É muito importante, portanto, causar uma boa primeira impressão, especialmente em ambientes de negócios e networking. Como fazer isso? Na ciência encontramos algumas respostas e conselhos para aplicar ao conhecer alguém. Veja alguns abaixo, que encontramos em artigo da escritora Jessica Stillman.

1. Cuide da aparência

Esse primeiro ponto é um tanto óbvio e não precisa de tanto esforço: estar bem vestido e arrumado, sem exageros, passando uma imagem profissional, é o primeiro passo para causar uma boa impressão.

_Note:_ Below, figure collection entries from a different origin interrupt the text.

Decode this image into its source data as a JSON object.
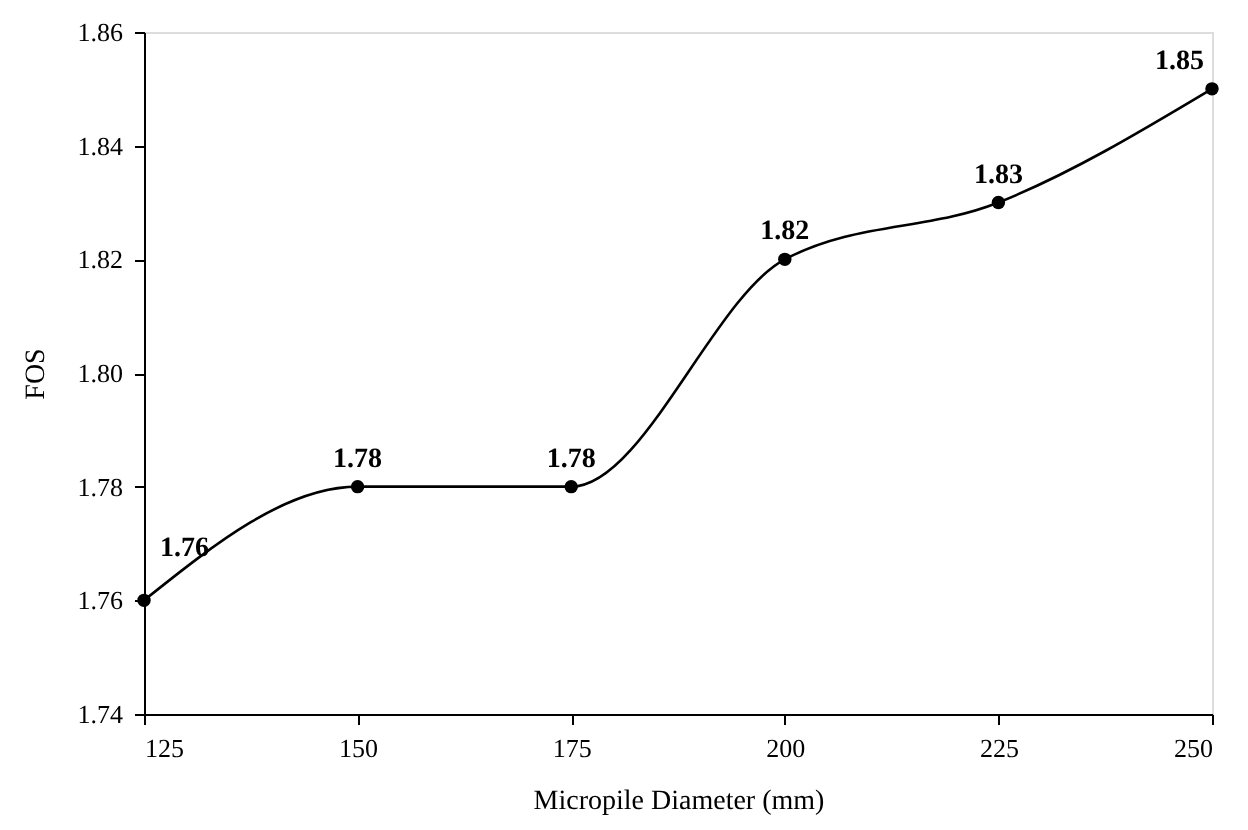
{
  "chart_data": {
    "type": "line",
    "xlabel": "Micropile Diameter (mm)",
    "ylabel": "FOS",
    "x": [
      125,
      150,
      175,
      200,
      225,
      250
    ],
    "series": [
      {
        "color": "#000000",
        "values": [
          1.76,
          1.78,
          1.78,
          1.82,
          1.83,
          1.85
        ]
      }
    ],
    "xlim": [
      125,
      250
    ],
    "xticks": [
      125,
      150,
      175,
      200,
      225,
      250
    ],
    "ylim": [
      1.74,
      1.86
    ],
    "yticks": [
      1.74,
      1.76,
      1.78,
      {
        "value": 1.8,
        "label": "1.80"
      },
      1.82,
      1.84,
      1.86
    ],
    "data_labels": true,
    "marker": "circle",
    "line_style": "solid",
    "grid": false
  }
}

Por mais que não gostemos, a realidade é que, ao conhecermos alguém, a aparência conta muito. Se você tem tatuagens ou piercings, ou algum outro elemento visual que desperte nas pessoas certa ideia sobre você, busque se adaptar às situações de encontro profissional. Não precisa mudar sua aparência, mas adequá-la ao ambiente ou pessoa que você conhecerá.

2. Defina uma intenção

Ter objetivos ao conhecer gente nova é tão importante quanto em outras áreas da vida. Ao marcar presença em um evento, por exemplo, pense antes sobre que tipo de pessoas deseja conhecer e como você quer se portar diante delas. Isso ajuda a preparar a mente e colocar o foco na energia que você quer transmitir.

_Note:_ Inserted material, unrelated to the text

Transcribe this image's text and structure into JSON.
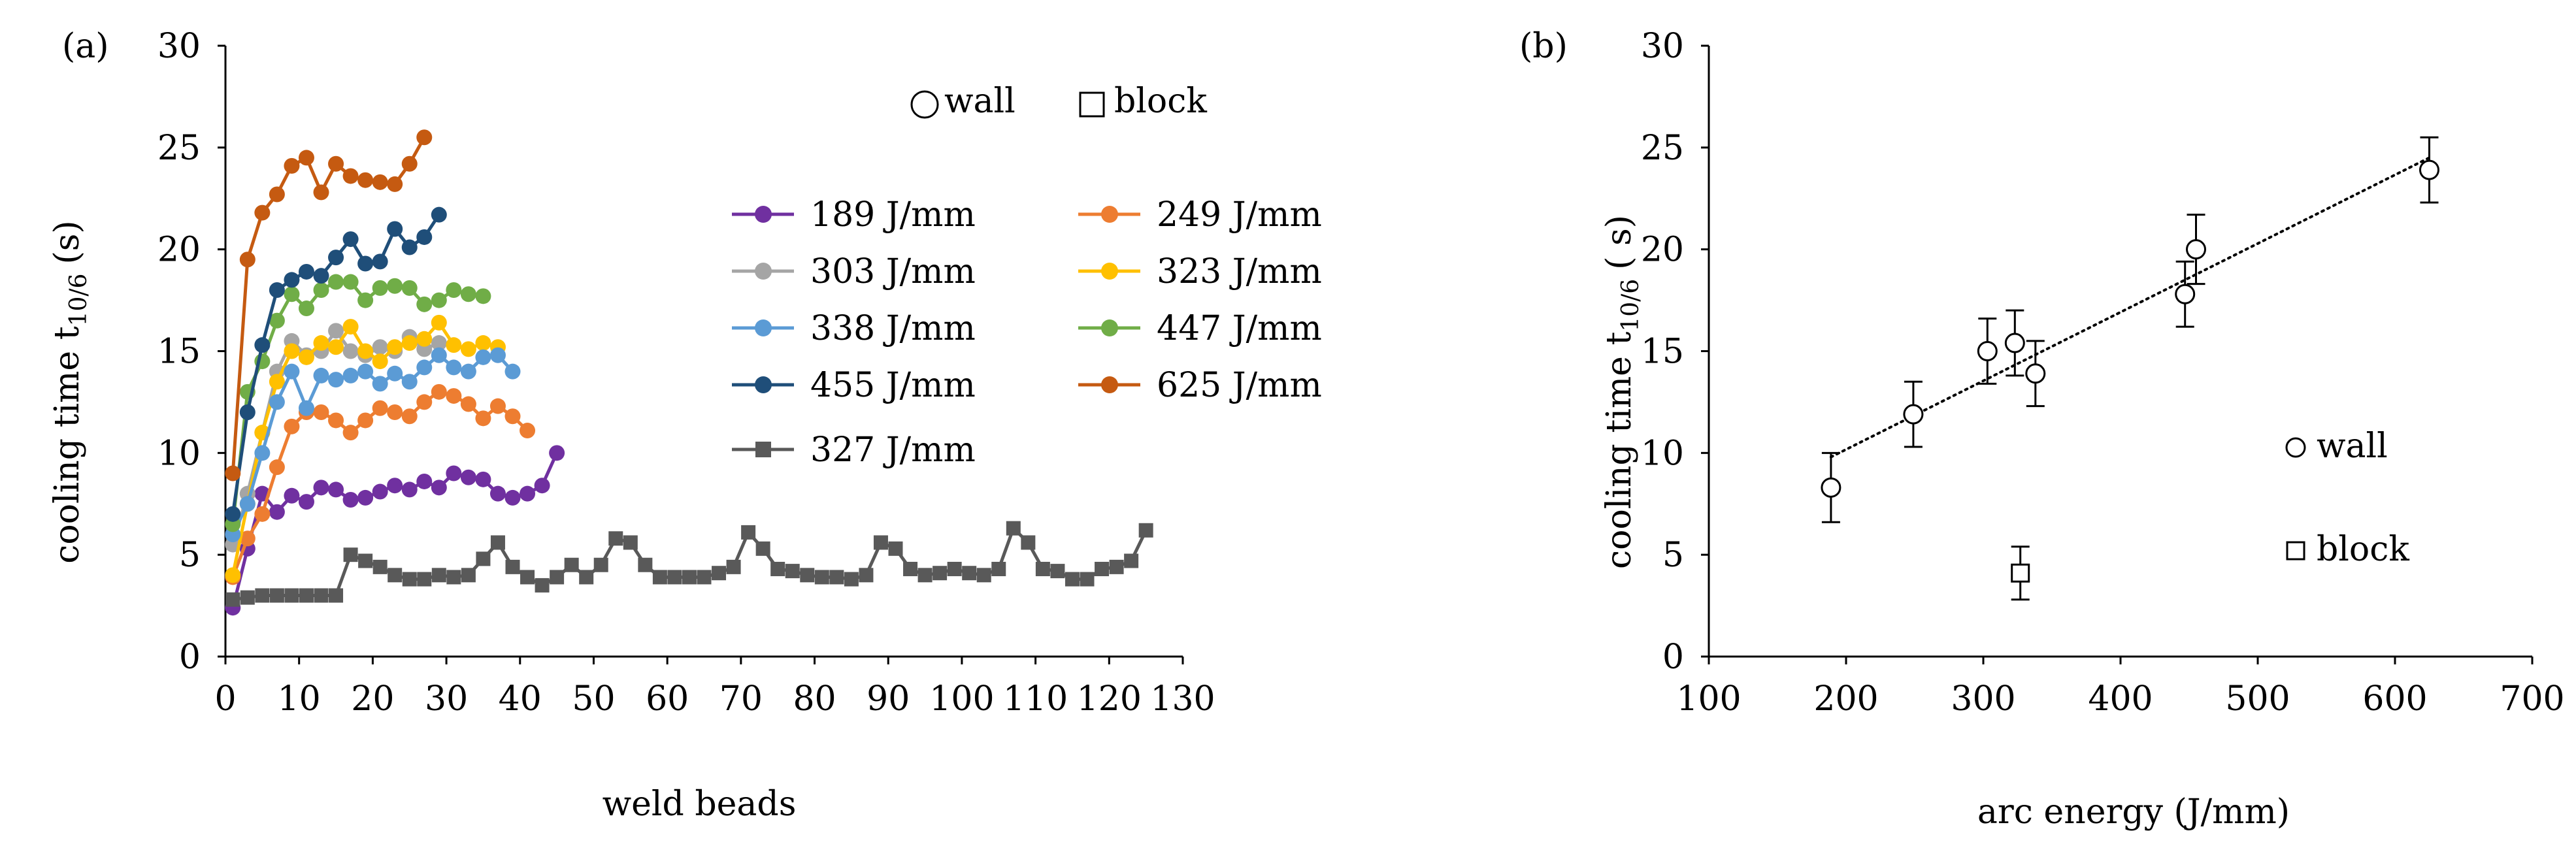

3. Deixe a outra pessoa falar primeiro

Uma forma de ganhar a confiança de uma pessoa é ouvi-la. Se você conseguir lutar contra o impulso de falar sobre sua própria vida, voltando a atenção para o que o outro quer dizer, terá mais chances de causar uma impressão de familiaridade. Nem todo encontro de negócios é uma negociação e precisa ser iniciado por você. Deixar o outro falar, e demonstrar interesse, gera uma impressão de bondade e um sentimento de empatia.

4. Não desvie o olhar

O blog da Sociedade Britânica de Pesquisa em Psicologia publicou estudo mostrando que pessoas que olham nos olhos são percebidas - inconscientemente - como mais inteligentes. Procure não desviar o olhar, portanto, mas busque olhar de forma natural, para não criar uma tensão na pessoa com que você está interagindo.

5. Não fale muito devagar

O mesmo estudo da Sociedade Britânica de Pesquisa em Psicologia mostrou que pessoas que demoram muito para concluir suas frases, e usam muito "hum" ou "ah" passam a impressão de não serem sinceras. A pesquisa consistiu em colocar gravações com pessoas falando para outras ouvirem. As que falavam muito devagar foram consideradas menos persuasivas, menos verdadeiras e menos fluentes.

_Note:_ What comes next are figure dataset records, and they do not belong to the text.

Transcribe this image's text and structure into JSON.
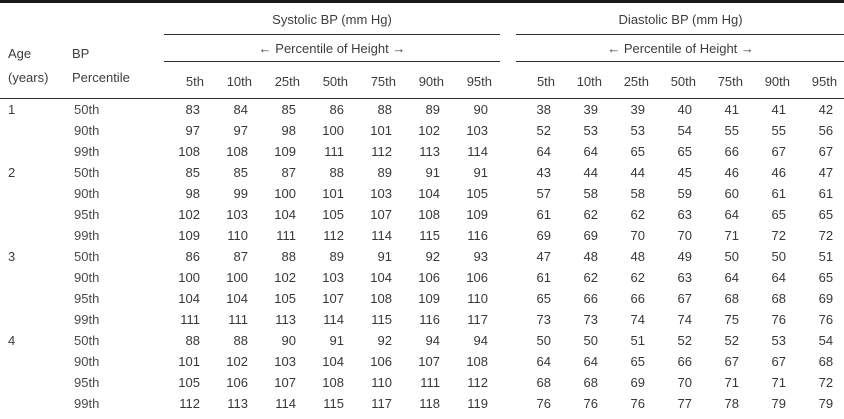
{
  "table": {
    "age_header": {
      "line1": "Age",
      "line2": "(years)"
    },
    "bp_header": {
      "line1": "BP",
      "line2": "Percentile"
    },
    "systolic_group": "Systolic BP (mm Hg)",
    "diastolic_group": "Diastolic BP (mm Hg)",
    "height_percentile_label": "← Percentile of Height →",
    "height_percentiles": [
      "5th",
      "10th",
      "25th",
      "50th",
      "75th",
      "90th",
      "95th"
    ],
    "rows": [
      {
        "age": "1",
        "bp": "50th",
        "sys": [
          83,
          84,
          85,
          86,
          88,
          89,
          90
        ],
        "dia": [
          38,
          39,
          39,
          40,
          41,
          41,
          42
        ]
      },
      {
        "age": "",
        "bp": "90th",
        "sys": [
          97,
          97,
          98,
          100,
          101,
          102,
          103
        ],
        "dia": [
          52,
          53,
          53,
          54,
          55,
          55,
          56
        ]
      },
      {
        "age": "",
        "bp": "99th",
        "sys": [
          108,
          108,
          109,
          111,
          112,
          113,
          114
        ],
        "dia": [
          64,
          64,
          65,
          65,
          66,
          67,
          67
        ]
      },
      {
        "age": "2",
        "bp": "50th",
        "sys": [
          85,
          85,
          87,
          88,
          89,
          91,
          91
        ],
        "dia": [
          43,
          44,
          44,
          45,
          46,
          46,
          47
        ]
      },
      {
        "age": "",
        "bp": "90th",
        "sys": [
          98,
          99,
          100,
          101,
          103,
          104,
          105
        ],
        "dia": [
          57,
          58,
          58,
          59,
          60,
          61,
          61
        ]
      },
      {
        "age": "",
        "bp": "95th",
        "sys": [
          102,
          103,
          104,
          105,
          107,
          108,
          109
        ],
        "dia": [
          61,
          62,
          62,
          63,
          64,
          65,
          65
        ]
      },
      {
        "age": "",
        "bp": "99th",
        "sys": [
          109,
          110,
          111,
          112,
          114,
          115,
          116
        ],
        "dia": [
          69,
          69,
          70,
          70,
          71,
          72,
          72
        ]
      },
      {
        "age": "3",
        "bp": "50th",
        "sys": [
          86,
          87,
          88,
          89,
          91,
          92,
          93
        ],
        "dia": [
          47,
          48,
          48,
          49,
          50,
          50,
          51
        ]
      },
      {
        "age": "",
        "bp": "90th",
        "sys": [
          100,
          100,
          102,
          103,
          104,
          106,
          106
        ],
        "dia": [
          61,
          62,
          62,
          63,
          64,
          64,
          65
        ]
      },
      {
        "age": "",
        "bp": "95th",
        "sys": [
          104,
          104,
          105,
          107,
          108,
          109,
          110
        ],
        "dia": [
          65,
          66,
          66,
          67,
          68,
          68,
          69
        ]
      },
      {
        "age": "",
        "bp": "99th",
        "sys": [
          111,
          111,
          113,
          114,
          115,
          116,
          117
        ],
        "dia": [
          73,
          73,
          74,
          74,
          75,
          76,
          76
        ]
      },
      {
        "age": "4",
        "bp": "50th",
        "sys": [
          88,
          88,
          90,
          91,
          92,
          94,
          94
        ],
        "dia": [
          50,
          50,
          51,
          52,
          52,
          53,
          54
        ]
      },
      {
        "age": "",
        "bp": "90th",
        "sys": [
          101,
          102,
          103,
          104,
          106,
          107,
          108
        ],
        "dia": [
          64,
          64,
          65,
          66,
          67,
          67,
          68
        ]
      },
      {
        "age": "",
        "bp": "95th",
        "sys": [
          105,
          106,
          107,
          108,
          110,
          111,
          112
        ],
        "dia": [
          68,
          68,
          69,
          70,
          71,
          71,
          72
        ]
      },
      {
        "age": "",
        "bp": "99th",
        "sys": [
          112,
          113,
          114,
          115,
          117,
          118,
          119
        ],
        "dia": [
          76,
          76,
          76,
          77,
          78,
          79,
          79
        ]
      }
    ]
  }
}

6. Não esconda seus defeitos

Por mais que seja importante tentar ser agradável ao conhecer alguém, não é preciso tentar ser perfeito. Seja aberto e busque demonstrar interesse e atenção, mas não se preocupe em dar respostas ideais e fingir que não tem defeitos. Esse tipo de comportamento soa falso e pedante. Conversar sobre coisas que não vão também à sua vida, deixando de lado a tentativa de criar uma imagem de perfeição, pode ser uma ótima forma de gerar empatia.

7. Conheça pessoalmente

Ao precisar encontrar com alguém importante pela primeira vez, tente fazer isso pessoalmente. Uma série de estudos da Universidade da Columbia Britânica mostrou que primeiras impressões formadas por contato em vídeo são diferentes das formadas pessoalmente. Os primeiros encontros feitos por vídeo na pesquisa, com mais de 1000 pessoas, tiveram muito mais feedbacks negativos do que os feitos pessoalmente.